最近、クリスタル・クルーズの動向が騒がしくなっています。
2015年3月3日の報道によると、日本郵船は、客船事業の見直しの一環として、アメリカにある客船事業の子会社で、本社がロサンゼルスにあるクリスタル・クルーズをゲンティン香港に売却すると発表しました。
売却額は、同社の企業価値5億5000万ドルを基礎に算定するとのことです。
クリスタル・クルーズは、日本郵船が豪華客船マーケットに参入するため1988年にアメリカで設立したものです。
1990年に第1船として、「クリスタル・ハーモニー」、を建造しましたがこの船は後に飛鳥Ⅱとなりました。
1995年にはクリスタル・シンフォニー、2003年には「クリスタル・セレニティ」と続きます。
クリスタル・セレニティ Photo by Trondheim Havn
老朽化が進んできたために、クリスタル・シンフォニーは、2009年と2012年、「クリスタル・セレニティ」は、2011年と2013年に改装をしました。
このような企業努力もあり、クリスタル・クルーズは、アメリカの旅行雑誌「コンデ・ナスト・トラベラー」の読者投票でも、通算21回中型船部門第1位に輝くなどトップブランドの地位を占めてきました。

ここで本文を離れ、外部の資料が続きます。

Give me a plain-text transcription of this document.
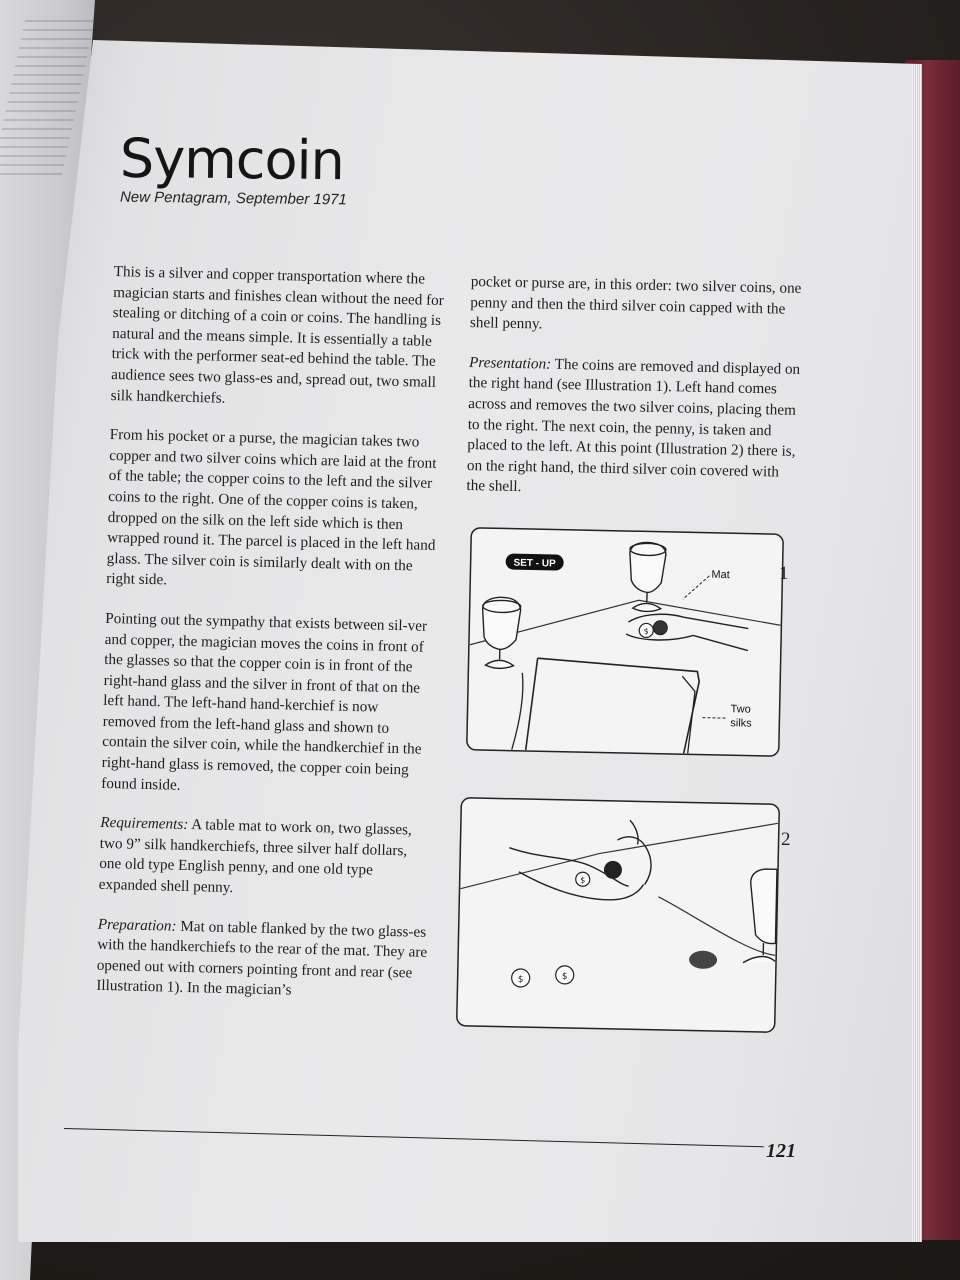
Symcoin

New Pentagram, September 1971

This is a silver and copper transportation where the magician starts and finishes clean without the need for stealing or ditching of a coin or coins. The handling is natural and the means simple. It is essentially a table trick with the performer seat-ed behind the table. The audience sees two glass-es and, spread out, two small silk handkerchiefs.

From his pocket or a purse, the magician takes two copper and two silver coins which are laid at the front of the table; the copper coins to the left and the silver coins to the right. One of the copper coins is taken, dropped on the silk on the left side which is then wrapped round it. The parcel is placed in the left hand glass. The silver coin is similarly dealt with on the right side.

Pointing out the sympathy that exists between sil-ver and copper, the magician moves the coins in front of the glasses so that the copper coin is in front of the right-hand glass and the silver in front of that on the left hand. The left-hand hand-kerchief is now removed from the left-hand glass and shown to contain the silver coin, while the handkerchief in the right-hand glass is removed, the copper coin being found inside.

Requirements: A table mat to work on, two glasses, two 9” silk handkerchiefs, three silver half dollars, one old type English penny, and one old type expanded shell penny.

Preparation: Mat on table flanked by the two glass-es with the handkerchiefs to the rear of the mat. They are opened out with corners pointing front and rear (see Illustration 1). In the magician’s

pocket or purse are, in this order: two silver coins, one penny and then the third silver coin capped with the shell penny.

Presentation: The coins are removed and displayed on the right hand (see Illustration 1). Left hand comes across and removes the two silver coins, placing them to the right. The next coin, the penny, is taken and placed to the left. At this point (Illustration 2) there is, on the right hand, the third silver coin covered with the shell.

$
SET - UP
Mat
Two
silks
1
$
$	$
2
121
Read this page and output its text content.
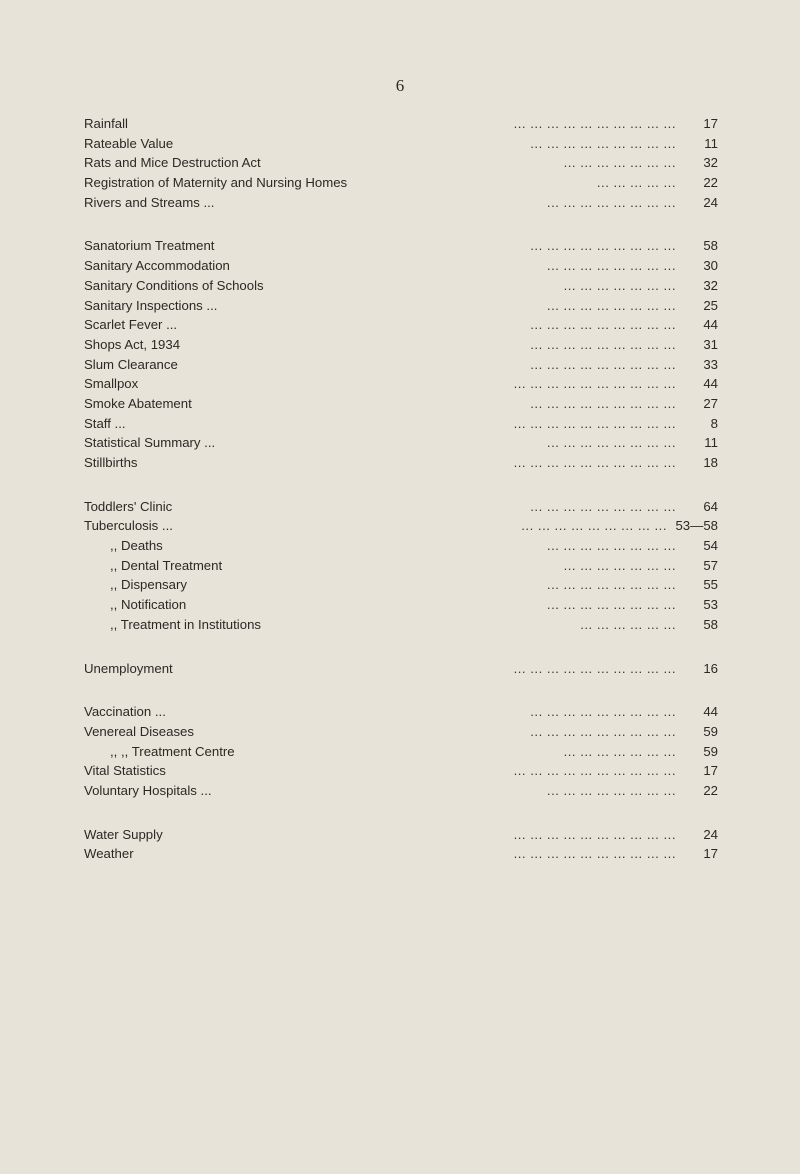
6
Rainfall	... ... ... ... ... ... ... ... ... ...	17
Rateable Value	... ... ... ... ... ... ... ... ...	11
Rats and Mice Destruction Act	... ... ... ... ... ... ...	32
Registration of Maternity and Nursing Homes	... ... ... ... ...	22
Rivers and Streams ...	... ... ... ... ... ... ... ...	24
Sanatorium Treatment	... ... ... ... ... ... ... ... ...	58
Sanitary Accommodation	... ... ... ... ... ... ... ...	30
Sanitary Conditions of Schools	... ... ... ... ... ... ...	32
Sanitary Inspections ...	... ... ... ... ... ... ... ...	25
Scarlet Fever ...	... ... ... ... ... ... ... ... ...	44
Shops Act, 1934	... ... ... ... ... ... ... ... ...	31
Slum Clearance	... ... ... ... ... ... ... ... ...	33
Smallpox	... ... ... ... ... ... ... ... ... ...	44
Smoke Abatement	... ... ... ... ... ... ... ... ...	27
Staff ...	... ... ... ... ... ... ... ... ... ...	8
Statistical Summary ...	... ... ... ... ... ... ... ...	11
Stillbirths	... ... ... ... ... ... ... ... ... ...	18
Toddlers' Clinic	... ... ... ... ... ... ... ... ...	64
Tuberculosis ...	... ... ... ... ... ... ... ... ... 53—58
,, Deaths	... ... ... ... ... ... ... ...	54
,, Dental Treatment	... ... ... ... ... ... ...	57
,, Dispensary	... ... ... ... ... ... ... ...	55
,, Notification	... ... ... ... ... ... ... ...	53
,, Treatment in Institutions	... ... ... ... ... ...	58
Unemployment	... ... ... ... ... ... ... ... ... ...	16
Vaccination ...	... ... ... ... ... ... ... ... ...	44
Venereal Diseases	... ... ... ... ... ... ... ... ...	59
,, ,, Treatment Centre	... ... ... ... ... ... ...	59
Vital Statistics	... ... ... ... ... ... ... ... ... ...	17
Voluntary Hospitals ...	... ... ... ... ... ... ... ...	22
Water Supply	... ... ... ... ... ... ... ... ... ...	24
Weather	... ... ... ... ... ... ... ... ... ...	17
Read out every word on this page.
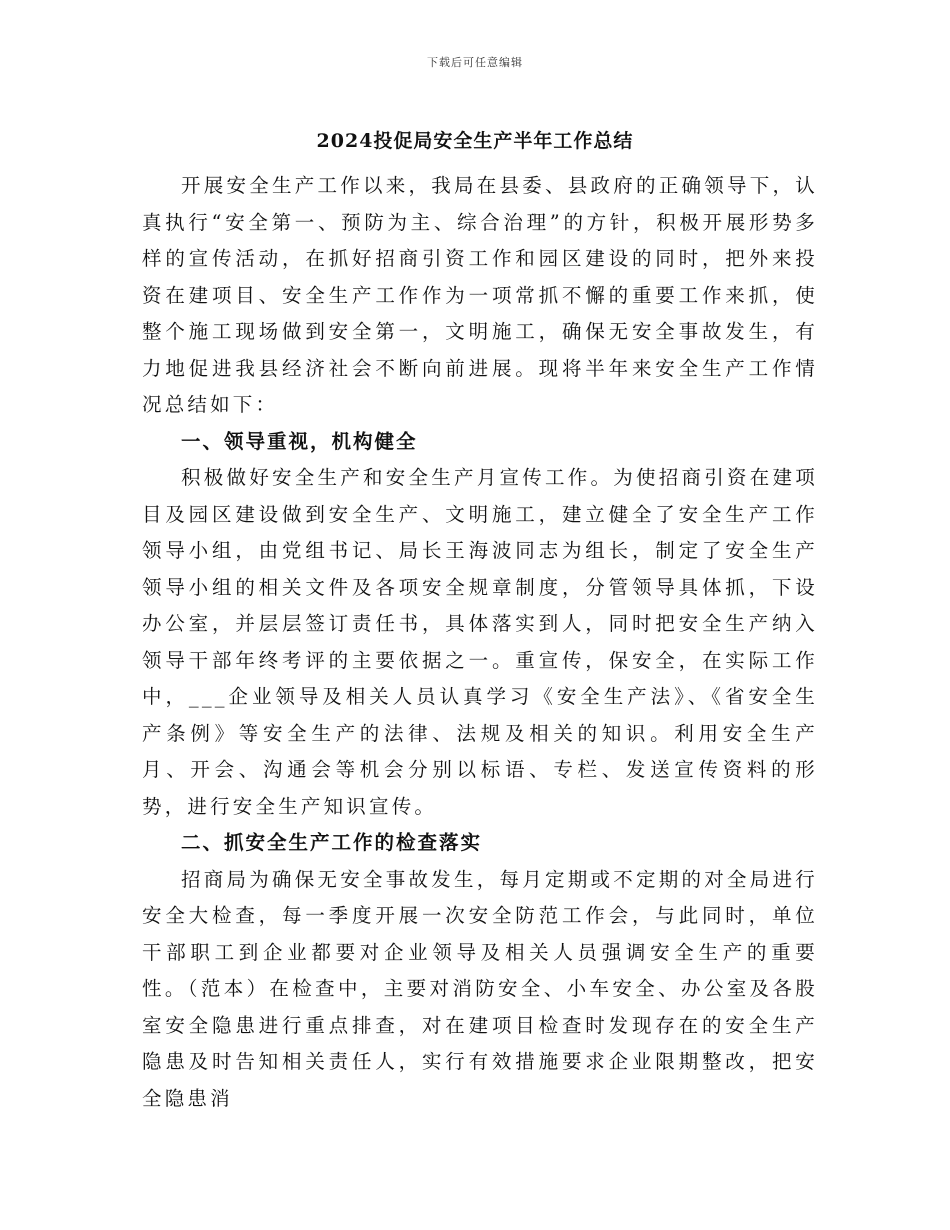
下载后可任意编辑
2024投促局安全生产半年工作总结

开展安全生产工作以来，我局在县委、县政府的正确领导下，认真执行“安全第一、预防为主、综合治理”的方针，积极开展形势多样的宣传活动，在抓好招商引资工作和园区建设的同时，把外来投资在建项目、安全生产工作作为一项常抓不懈的重要工作来抓，使整个施工现场做到安全第一，文明施工，确保无安全事故发生，有力地促进我县经济社会不断向前进展。现将半年来安全生产工作情况总结如下：

一、领导重视，机构健全

积极做好安全生产和安全生产月宣传工作。为使招商引资在建项目及园区建设做到安全生产、文明施工，建立健全了安全生产工作领导小组，由党组书记、局长王海波同志为组长，制定了安全生产领导小组的相关文件及各项安全规章制度，分管领导具体抓，下设办公室，并层层签订责任书，具体落实到人，同时把安全生产纳入领导干部年终考评的主要依据之一。重宣传，保安全，在实际工作中，___企业领导及相关人员认真学习《安全生产法》、《省安全生产条例》等安全生产的法律、法规及相关的知识。利用安全生产月、开会、沟通会等机会分别以标语、专栏、发送宣传资料的形势，进行安全生产知识宣传。

二、抓安全生产工作的检查落实

招商局为确保无安全事故发生，每月定期或不定期的对全局进行安全大检查，每一季度开展一次安全防范工作会，与此同时，单位干部职工到企业都要对企业领导及相关人员强调安全生产的重要性。（范本）在检查中，主要对消防安全、小车安全、办公室及各股室安全隐患进行重点排查，对在建项目检查时发现存在的安全生产隐患及时告知相关责任人，实行有效措施要求企业限期整改，把安全隐患消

しかし、世界ではもっと激しく状況が変化してきました。
クリスタル・クルーズの船と飛鳥Ⅱなどは、5万トンクラスですが、世界は10万トン以上のメガシップの時代です。
客室は、全室バルコニー付きのスイートが一般的となり、レストランの数も多くなり、ウォータースライダーやボルダリングができるなど遊具施設も充実させてきています。
大衆向けの船でありながら、ラグジュアリークラス顔負けのサービス、居住性を提供し、しかも料金が安いというのですから歯が立つはずもありません。
それにひきかえ、クリスタル・クルーズの船は、改装をしてきたかもしれませんが、船齢も20年を超えており、新造船をバンバン繰り出してくる外国船社の後塵を拝するようになってきました。
日本郵船も、お荷物になってきたクリスタル・クルーズを手放して、その分の経営資源を飛鳥Ⅱの新しい船を建造するのに集中する意図があるのかもしれません。
一方、売却先のゲンティン香港は、馴染みのあまりない名称ですが、実は、「スタークルーズ」と「ノルウェージャンクルーズライン」2つの船社を持っています。
どちらも、「フリースタイルクルージング」をコンセプトとしており、大衆的なカジュアルクルーズ船を運航しています。
そこに、クリスタル・クルーズのハイクラスなラグジュアリーシップが加わることになります。
日本のクルーズファンにとって、今回のクリスタル・クルーズ売却劇はどんな影響が出てくるのか気になるところです。